I swallowed, emotions flooding me, and though I struggled, my voice still worked. "When I was barely two, my dad gave me a piece of salted salmon to taste, and I loved it. I loved it so much that I asked my dad for more. And just now, Sadie did exactly that. She's the same age I was, and she looks like me, wanting salted salmon, just like my human self did centuries ago. So, she is truly mine, wholly. She has the core of me, and it's something I never thought would be passed on. I believed that part was mostly my memories and habits, but that part lives in me, and now I have passed it on."
Number nine came to sit beside me, his eyes also glistening as he saw my memories. He recalled how my mother had told me about this, how I had wanted more fish, and she had been worried it was too salty for me.
I knew this changed everything, breaking something within me that I had kept hidden and protected. Now, it had all come out. Despite having a little less than ten years left in this life, a new pain entered my heart as I thought about having to let them go when the time came.
Up until now, it had been relatively easy. Sure, it hurt when it happened, but this pain… I suppose I am now fully a mother, a parent who doesn't want to let their children go.
Sitting there, as the alpha female of our pack, Mimi Salvatore, I realized something profound. Even though centuries had passed since I was last human, this tiny toddler had just shown me that a part of me still existed within my very genes. It was astonishing, given my unique genome and the absence of human DNA. Yet, something had clearly been passed down, and with it came a whole new set of emotions.
Responsibility washed over me, along with a powerful urge to watch these children grow.

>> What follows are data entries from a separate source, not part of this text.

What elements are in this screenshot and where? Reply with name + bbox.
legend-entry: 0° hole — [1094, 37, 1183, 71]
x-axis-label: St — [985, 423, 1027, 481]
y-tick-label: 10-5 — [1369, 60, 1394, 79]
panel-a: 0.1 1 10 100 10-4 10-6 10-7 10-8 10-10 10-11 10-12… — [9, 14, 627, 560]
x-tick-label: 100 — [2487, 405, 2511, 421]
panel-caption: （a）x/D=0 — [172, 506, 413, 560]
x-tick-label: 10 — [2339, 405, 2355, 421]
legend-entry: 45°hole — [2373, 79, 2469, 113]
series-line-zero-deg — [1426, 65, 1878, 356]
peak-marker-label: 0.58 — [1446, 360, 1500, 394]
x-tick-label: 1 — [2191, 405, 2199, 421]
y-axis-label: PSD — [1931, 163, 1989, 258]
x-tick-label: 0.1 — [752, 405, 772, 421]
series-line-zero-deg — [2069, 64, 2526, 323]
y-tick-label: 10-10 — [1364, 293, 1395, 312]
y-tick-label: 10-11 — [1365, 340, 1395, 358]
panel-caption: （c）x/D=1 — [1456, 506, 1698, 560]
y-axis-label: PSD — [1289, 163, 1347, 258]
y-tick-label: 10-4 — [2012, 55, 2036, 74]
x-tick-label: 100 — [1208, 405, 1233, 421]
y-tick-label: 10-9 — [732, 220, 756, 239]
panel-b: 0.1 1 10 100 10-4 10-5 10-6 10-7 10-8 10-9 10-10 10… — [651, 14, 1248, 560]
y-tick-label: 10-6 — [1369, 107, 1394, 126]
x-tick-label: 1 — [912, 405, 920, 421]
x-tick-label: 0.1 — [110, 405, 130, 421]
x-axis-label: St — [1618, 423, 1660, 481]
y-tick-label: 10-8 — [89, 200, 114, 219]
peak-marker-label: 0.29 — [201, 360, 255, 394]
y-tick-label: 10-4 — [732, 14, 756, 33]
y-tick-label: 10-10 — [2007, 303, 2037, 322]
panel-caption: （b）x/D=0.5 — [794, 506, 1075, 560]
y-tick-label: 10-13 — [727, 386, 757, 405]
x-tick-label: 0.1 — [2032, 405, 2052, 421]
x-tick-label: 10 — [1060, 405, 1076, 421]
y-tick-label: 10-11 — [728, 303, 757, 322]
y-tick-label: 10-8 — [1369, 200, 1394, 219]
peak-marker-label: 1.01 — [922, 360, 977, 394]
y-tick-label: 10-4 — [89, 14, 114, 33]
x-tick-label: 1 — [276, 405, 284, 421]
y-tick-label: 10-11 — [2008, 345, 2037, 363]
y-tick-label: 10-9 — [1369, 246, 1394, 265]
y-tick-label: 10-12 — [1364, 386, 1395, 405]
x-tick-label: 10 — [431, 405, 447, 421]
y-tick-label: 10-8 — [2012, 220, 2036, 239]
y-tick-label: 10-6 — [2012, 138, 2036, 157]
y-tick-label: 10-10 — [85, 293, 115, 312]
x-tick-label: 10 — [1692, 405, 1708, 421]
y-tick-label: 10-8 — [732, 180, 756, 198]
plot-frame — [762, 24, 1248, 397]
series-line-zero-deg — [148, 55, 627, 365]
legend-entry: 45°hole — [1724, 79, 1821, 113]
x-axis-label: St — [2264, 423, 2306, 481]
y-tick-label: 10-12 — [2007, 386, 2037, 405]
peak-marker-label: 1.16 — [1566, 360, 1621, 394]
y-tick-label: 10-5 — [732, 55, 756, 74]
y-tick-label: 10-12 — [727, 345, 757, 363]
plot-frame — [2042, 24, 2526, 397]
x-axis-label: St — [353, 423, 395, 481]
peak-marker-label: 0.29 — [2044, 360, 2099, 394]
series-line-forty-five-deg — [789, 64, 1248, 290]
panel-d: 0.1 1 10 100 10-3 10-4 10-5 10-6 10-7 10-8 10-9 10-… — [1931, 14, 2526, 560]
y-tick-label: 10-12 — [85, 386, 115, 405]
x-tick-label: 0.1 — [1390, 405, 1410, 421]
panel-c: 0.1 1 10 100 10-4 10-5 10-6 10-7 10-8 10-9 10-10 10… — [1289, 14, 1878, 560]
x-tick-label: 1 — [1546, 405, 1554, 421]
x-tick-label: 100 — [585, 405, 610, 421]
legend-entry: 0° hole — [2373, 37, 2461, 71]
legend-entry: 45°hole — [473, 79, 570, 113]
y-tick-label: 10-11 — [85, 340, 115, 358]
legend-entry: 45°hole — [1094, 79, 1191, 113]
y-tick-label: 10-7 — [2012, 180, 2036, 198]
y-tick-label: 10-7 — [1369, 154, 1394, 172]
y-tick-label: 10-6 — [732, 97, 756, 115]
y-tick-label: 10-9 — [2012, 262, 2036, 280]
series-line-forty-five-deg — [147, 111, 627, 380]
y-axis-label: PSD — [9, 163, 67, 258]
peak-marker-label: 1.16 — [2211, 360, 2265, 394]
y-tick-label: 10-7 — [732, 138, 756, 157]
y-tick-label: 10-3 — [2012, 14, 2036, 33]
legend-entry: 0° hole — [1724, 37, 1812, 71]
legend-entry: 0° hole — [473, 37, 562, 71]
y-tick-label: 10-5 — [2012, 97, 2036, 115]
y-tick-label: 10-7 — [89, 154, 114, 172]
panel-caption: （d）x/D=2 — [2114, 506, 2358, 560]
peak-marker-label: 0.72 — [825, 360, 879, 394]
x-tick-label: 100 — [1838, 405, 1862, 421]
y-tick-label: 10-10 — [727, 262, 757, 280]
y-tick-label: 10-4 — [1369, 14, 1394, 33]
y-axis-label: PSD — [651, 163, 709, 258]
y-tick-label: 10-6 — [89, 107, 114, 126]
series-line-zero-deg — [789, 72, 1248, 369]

I wondered if Sadie was an anomaly or if this latent humanity existed in others, too. Would my future offspring inherit something from me, or was I merely projecting my own desires onto them? Was this part of me, the less killer, the less beast, the less animal, the spark of my lost humanity, still alive?
Lost in these thoughts, I ate my bun, having already given every piece of salmon to Sadie. Confused yet immensely proud, I felt utterly vulnerable, experiencing emotions I couldn't yet name. My life had just taken a monumental turn, and there was no turning back. Something within me had irrevocably shifted, leaving me to wonder whether this change was for better or for worse.